As the kids played, the parents talked. We learned that they started the foundation when their daughter was just a baby, because when they searched the Internet for information about her condition and wanted to contact other families, they had a hard time finding relevant information. She said the primary aim of their foundation is to raise funds for research in achondroplasia, but that their web page also serves as a space for families to connect and keep up to date on conferences, reunions, and news regarding medical advances, etc. Regarding the social aspect, they know of about 15 families in this region of Spain (Galicia) whose children have a skeletal dyplasia, the majority with achon. They also said that almost all the young people with achondroplasia that they knew have chosen to undergo limb-lengthening surgery. N herself spent the past year lengthening her legs and just started on her arms. She told me it didn’t hurt at all, and her parents reiterated that the surgery was completely her idea. Her mom told me that they hadn’t planned to do it, but that N saw the results of one of her friends that did, and she wanted to do it, too.

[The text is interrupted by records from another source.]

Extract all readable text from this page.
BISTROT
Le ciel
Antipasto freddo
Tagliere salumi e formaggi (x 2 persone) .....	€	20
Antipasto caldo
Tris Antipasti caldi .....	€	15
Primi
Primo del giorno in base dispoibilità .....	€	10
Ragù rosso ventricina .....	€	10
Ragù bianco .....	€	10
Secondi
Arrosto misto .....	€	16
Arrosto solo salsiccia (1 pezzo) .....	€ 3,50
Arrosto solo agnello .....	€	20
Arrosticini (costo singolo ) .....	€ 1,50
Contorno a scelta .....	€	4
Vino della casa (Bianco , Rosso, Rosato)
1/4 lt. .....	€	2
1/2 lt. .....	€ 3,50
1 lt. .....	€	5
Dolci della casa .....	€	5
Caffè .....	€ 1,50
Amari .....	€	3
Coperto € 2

We asked how it’s been for her socially, and they assured us that so far it has been very positive. They shared an anecdote about how when she was 5 years old, they realized she didn’t know how to button her shirt. Nevertheless, she always had her school shirt on correctly (in Spain all little kids wear a uniform at school - a type of over-shirt). The teacher watched her one morning and realized that she would put the shirt on, walk over to whichever friend was free at the moment, and that friend would button up her shirt for her. “She has a whole court of ladies-in-waiting ready to help her out,” laughed her mom. When we asked about strangers staring, they just dismissed that worry, too. “Oh, she doesn’t even notice anymore.” While I appreciate the positive perspective, I’m hesitant. After all, N was insistent on doing the limb-lengthening surgery. However, I didn't press the issue.
The families in Galicia usually get together for a day in the summer, and we just missed this year’s gathering, but we’ll be in touch for next year and they said they’ll try to match our schedule with theirs so we can meet more families.
N and her family were very open and welcoming, and we spent a nice afternoon with them. They assured us that the most important thing we can do for Belalu is to promote her self-esteem and confidence. N’s personality reminds me a lot of Belalu. I look forward to seeing them again next year and we’ll be in touch via email until then.